Wednesday, July 22 was the inaugural market day at the brand-new produce stand at St. Mary’s Hospital. The stand, a partnership between St. Mary’s and the Athens Land Trust, brings produce, as well as farm-smart people, into the hospital for an interactive experience not unlike that of a farmers market.
St. Mary’s first approached the Athens Land Trust about the possibility of partnering together to lend institutional support to local agriculture.
“There’s a whole initiative in Michigan that is a collaboration of government, institutions, just lot of different agencies, really trying to make a food systems change,” says Lauren Johnson, community benefits manager at St. Mary’s. “So I called up that hospital in Ann Arbor and said, ‘What are you guys doing? What’s working and what’s not working?’ and kind of got some feedback from that, so starting a produce stand really just seemed like a great place to start.”

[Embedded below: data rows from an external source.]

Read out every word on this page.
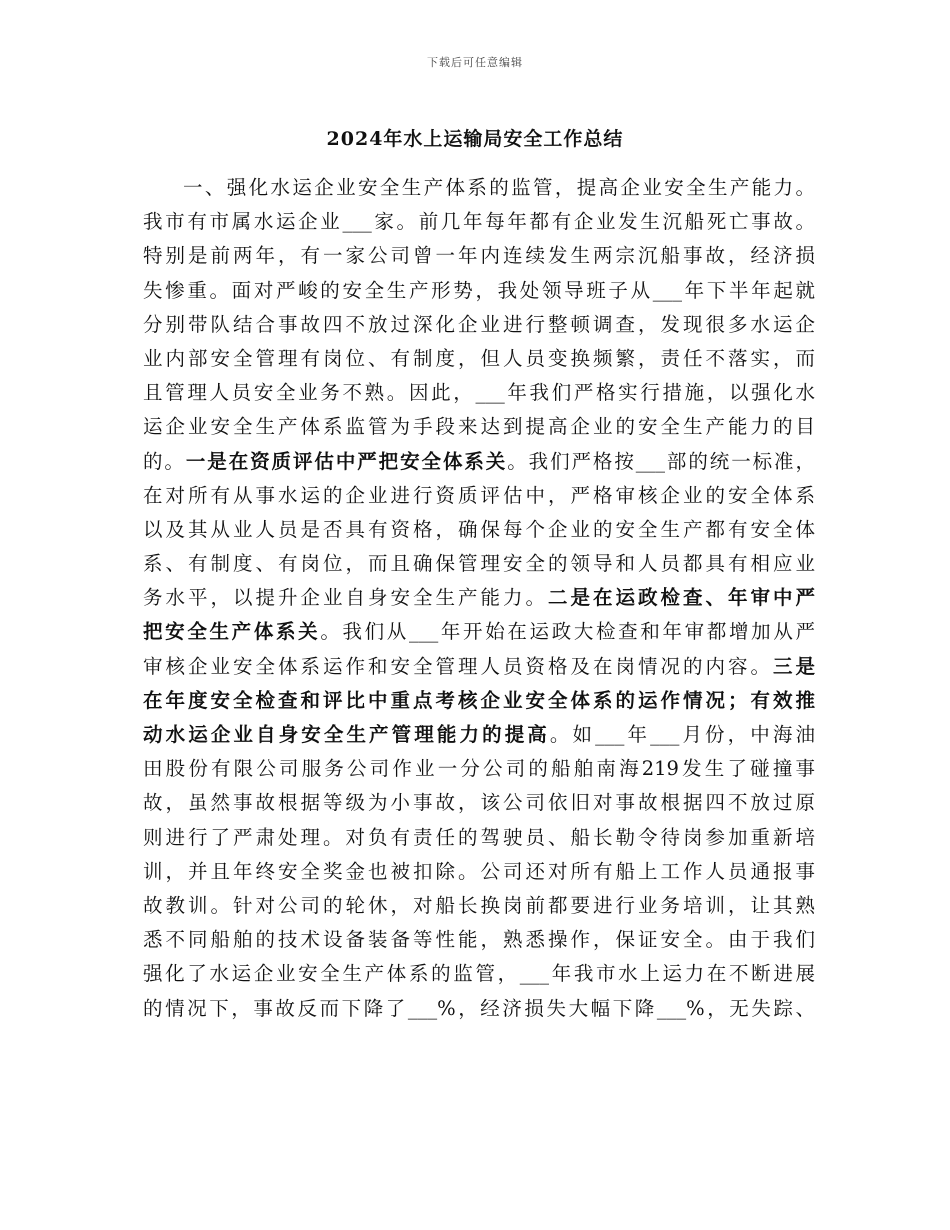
下载后可任意编辑
2024年水上运输局安全工作总结
一、强化水运企业安全生产体系的监管，提高企业安全生产能力。
我市有市属水运企业___家。前几年每年都有企业发生沉船死亡事故。
特别是前两年，有一家公司曾一年内连续发生两宗沉船事故，经济损
失惨重。面对严峻的安全生产形势，我处领导班子从___年下半年起就
分别带队结合事故四不放过深化企业进行整顿调查，发现很多水运企
业内部安全管理有岗位、有制度，但人员变换频繁，责任不落实，而
且管理人员安全业务不熟。因此，___年我们严格实行措施，以强化水
运企业安全生产体系监管为手段来达到提高企业的安全生产能力的目
的。一是在资质评估中严把安全体系关。我们严格按___部的统一标准，
在对所有从事水运的企业进行资质评估中，严格审核企业的安全体系
以及其从业人员是否具有资格，确保每个企业的安全生产都有安全体
系、有制度、有岗位，而且确保管理安全的领导和人员都具有相应业
务水平，以提升企业自身安全生产能力。二是在运政检查、年审中严
把安全生产体系关。我们从___年开始在运政大检查和年审都增加从严
审核企业安全体系运作和安全管理人员资格及在岗情况的内容。三是
在年度安全检查和评比中重点考核企业安全体系的运作情况；有效推
动水运企业自身安全生产管理能力的提高。如___年___月份，中海油
田股份有限公司服务公司作业一分公司的船舶南海219发生了碰撞事
故，虽然事故根据等级为小事故，该公司依旧对事故根据四不放过原
则进行了严肃处理。对负有责任的驾驶员、船长勒令待岗参加重新培
训，并且年终安全奖金也被扣除。公司还对所有船上工作人员通报事
故教训。针对公司的轮休，对船长换岗前都要进行业务培训，让其熟
悉不同船舶的技术设备装备等性能，熟悉操作，保证安全。由于我们
强化了水运企业安全生产体系的监管，___年我市水上运力在不断进展
的情况下，事故反而下降了___%，经济损失大幅下降___%，无失踪、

The farm stand serves not only to support the small farmers around Athens, but also to promote good nutrition as well. “I think it sets a good example in terms of health care professionals eating healthy and eating well,” says Lydia Engelsen of Sungate Farm.
For the farmers selling on Wednesday, the day was certainly a success. More than 200 hospital employees, visitors and others bought produce at the stand.
“It actually went amazingly well. We’re all really excited about it. It’s a great opportunity for us to have another option of distribution for our veggies, and it’s great for the hospital also, because they can promote the healthy living to their staff and employees and visitors,” says Mason Miller, farm manager at Spring Valley EcoFarms.
In total, all of the five–10 farms participating, including Spring Valley, sold nearly 250 pounds of produce ranging from squash to tomatoes to okra to cucumbers to veggie-of-the-week green beans. Each week, the stand will pick one vegetable to feature as the special for the week. That particular vegetable will be discounted, too, to encourage people to buy. With the abundance of green beans this time of year, it was a natural first choice, and farmers sold nearly 80 pounds of them alone.
In addition to a weekly special, the produce stand is implementing a frequent-shopper program, where customers will receive a punch card for shopping at the market and at the land trust’s West Broad Farmers Market. The first 50 people to get their card punched 10 times will earn a free bag of produce from the produce stand’s farmers.
Rather than simply walking up to a table and making a purchase, as one would do in a typical grocery store, customers at the produce stand can speak with and learn from the knowledgeable staff from the Athens Land Trust, who represent the farmers at the stand. The produce stand offers opportunities for curious customers to ask questions and taste-test and sample new-to-them produce.
The participating farmers find value in community markets such as this one. It shows them that the community they love supports them as well.
“It’s vital. It’s what keeps farms like us alive,” Engelsen says.
Though the most prevalent veggies during Georgia’s hot, hot summer include okra, tomatoes and eggplant, the farmers are already thinking about what the stand will look like in the fall. “At least two of them have told me they’re already planning to expand their production because of the success of [Wednesday’s] market, and they’re really excited to see this come together,” says Shannon McBride, farms business manager at Athens Land Trust.
The St. Mary’s/Athens Land Trust produce stand will be open each Wednesday from 11 a.m.–2 p.m. now through Oct. 28 and accepts cash, debit cards and EBT cards.